Things are not always as expected. Scientist try to make sense of new data from the far reaches of the galaxy. Excerpt from observations on latest transmission from Voyager 1 from Wired.com :
The effects from the rest of the galaxy become more pronounced, would be gradual and unexciting. But it’s proven to be far more complicated than anything researchers had imagined, with the spacecraft now encountering a strange region that scientists are struggling to make sense of.
“The models that have been thought to predict what should happen are all incorrect,” said physicist Stamatios Krimigis of the Johns Hopkins University Applied Physics Laboratory, who is lead author of one of three new papers on Voyager appearing in Science on June 27. “We essentially have absolutely no reliable roadmap of what to expect at this point.”

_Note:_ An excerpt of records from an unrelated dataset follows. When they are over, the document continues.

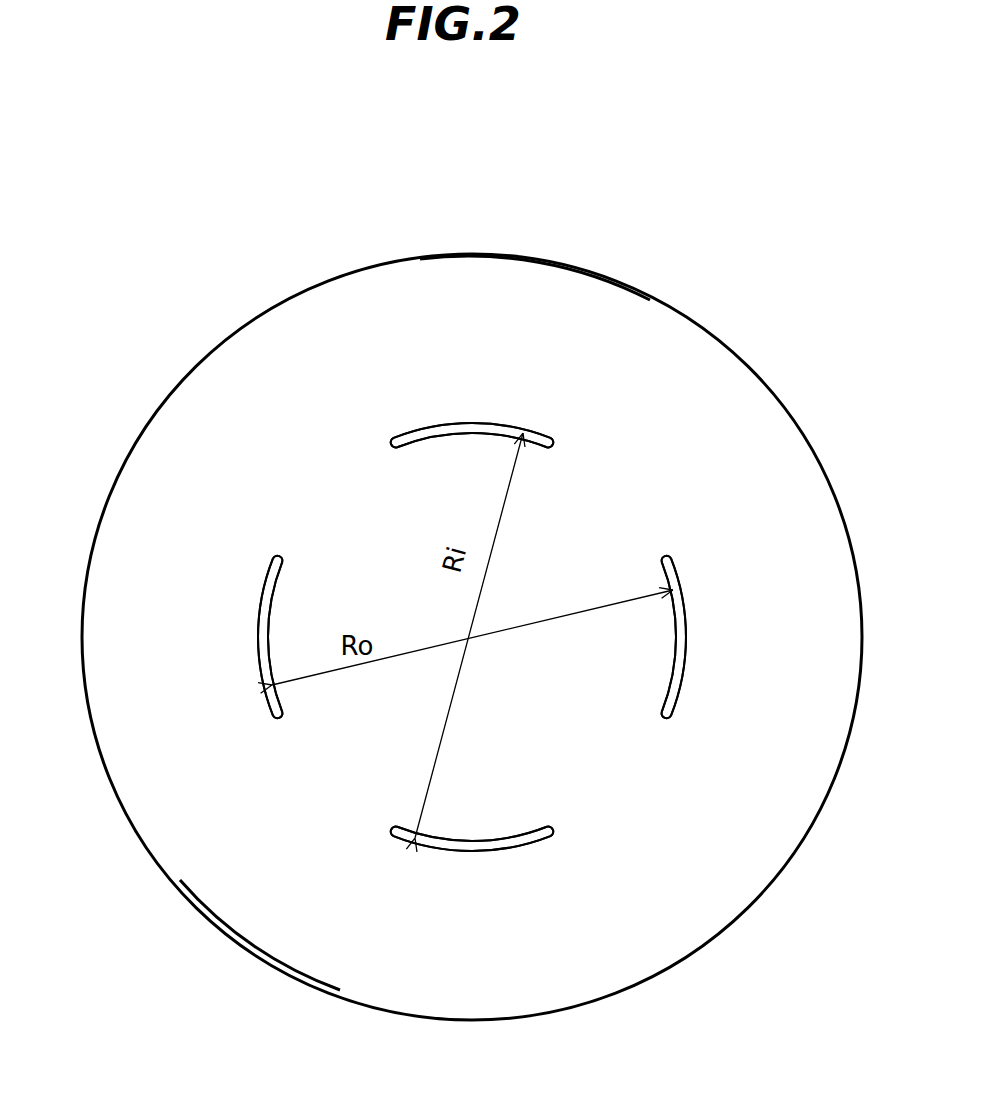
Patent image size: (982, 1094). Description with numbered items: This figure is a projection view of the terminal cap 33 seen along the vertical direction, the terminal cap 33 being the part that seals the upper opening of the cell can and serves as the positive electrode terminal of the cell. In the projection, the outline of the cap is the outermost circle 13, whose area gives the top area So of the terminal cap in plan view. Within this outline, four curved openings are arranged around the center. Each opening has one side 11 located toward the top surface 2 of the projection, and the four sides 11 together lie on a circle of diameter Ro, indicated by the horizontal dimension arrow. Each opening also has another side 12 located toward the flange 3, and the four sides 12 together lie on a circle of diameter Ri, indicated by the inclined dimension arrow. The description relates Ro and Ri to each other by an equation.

The top surface 2 is at (370, 733).
The flange 3 is at (173, 733).
The side of opening (top surface side) 11 is at (438, 440).
The side of opening (flange side) 12 is at (470, 423).
The outermost circle 13 is at (260, 958).
The terminal cap 33 is at (575, 266).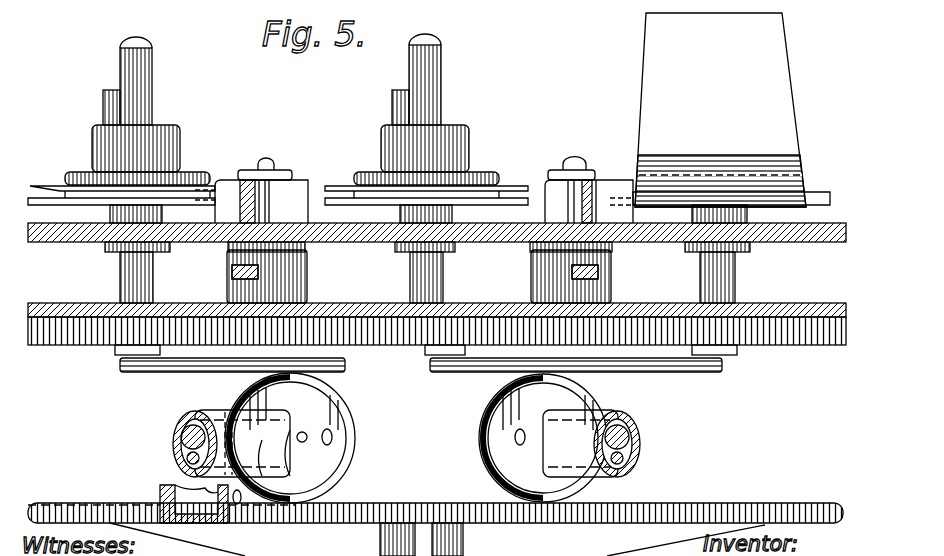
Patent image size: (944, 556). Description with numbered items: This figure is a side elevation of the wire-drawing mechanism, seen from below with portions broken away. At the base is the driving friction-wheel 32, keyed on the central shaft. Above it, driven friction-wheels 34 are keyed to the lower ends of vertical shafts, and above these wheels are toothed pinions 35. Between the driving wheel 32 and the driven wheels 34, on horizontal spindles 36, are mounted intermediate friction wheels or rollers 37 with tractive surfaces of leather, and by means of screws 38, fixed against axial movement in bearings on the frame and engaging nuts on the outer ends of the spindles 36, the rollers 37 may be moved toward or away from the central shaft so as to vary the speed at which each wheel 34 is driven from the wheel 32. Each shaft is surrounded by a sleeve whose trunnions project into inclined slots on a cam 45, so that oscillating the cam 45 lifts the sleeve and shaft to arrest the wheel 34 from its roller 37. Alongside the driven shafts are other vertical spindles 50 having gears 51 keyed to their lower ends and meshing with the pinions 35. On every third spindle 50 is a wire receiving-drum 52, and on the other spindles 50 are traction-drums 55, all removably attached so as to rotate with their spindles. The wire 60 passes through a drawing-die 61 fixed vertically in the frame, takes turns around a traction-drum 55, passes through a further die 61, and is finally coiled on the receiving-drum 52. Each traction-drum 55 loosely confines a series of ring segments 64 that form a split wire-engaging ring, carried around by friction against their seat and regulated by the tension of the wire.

The driving friction-wheel 32 is at (740, 502).
The driven friction-wheel 34 is at (706, 372).
The toothed pinion 35 is at (567, 320).
The horizontal spindle 36 is at (641, 437).
The intermediate friction wheel 37 is at (555, 405).
The screw 38 is at (640, 462).
The cam 45 is at (614, 271).
The vertical spindle 50 is at (737, 277).
The gear 51 is at (825, 346).
The wire receiving drum 52 is at (644, 68).
The traction-drum 55 is at (470, 132).
The wire 60 is at (297, 196).
The drawing-die 61 is at (592, 180).
The ring segment 64 is at (507, 185).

The sun produces a plasma of charged particles called the solar wind, which get blown supersonically from its atmosphere at more than 1 million km/h. Some of these ions are thrown outward by as much as 10 percent the speed of light. These particles also carry the solar magnetic field.
Eventually, this wind is thought to hit the interstellar medium – a completely different flow of particles expelled from the deadly explosions of massive stars. The extremely energetic ions created in these bursts are known as galactic cosmic rays and they are mostly blocked from coming into the solar system by the solar wind. The galaxy also has its own magnetic field, which is thought to be at a significant angle to the sun’s field.
Researchers know that Voyager 1 entered the edge of the solar wind in 2003, when the spacecraft’s instruments indicated that particles around it were moving subsonically, having slowed down after traveling far from the sun. Then, about a year ago, everything got really quiet around the probe. Voyager 1’s instruments indicated at the solar wind suddenly dropped by a factor of 1,000, to the point where it was virtually undetectable. This transition happened extremely fast, taking roughly a few days.
At the same time, the measurements of galactic cosmic rays increased significantly, which would be “just as we expected if we were outside the solar wind,” said physicist Ed Stone of Caltech, Voyager’s project scientist and lead author of one of the Science papers. It looked almost as if Voyager 1 had left the sun’s influence.
So what’s the problem? Well, if the solar wind was completely gone, galactic cosmic rays should be streaming in from all directions. Instead, Voyager found them coming preferentially from one direction.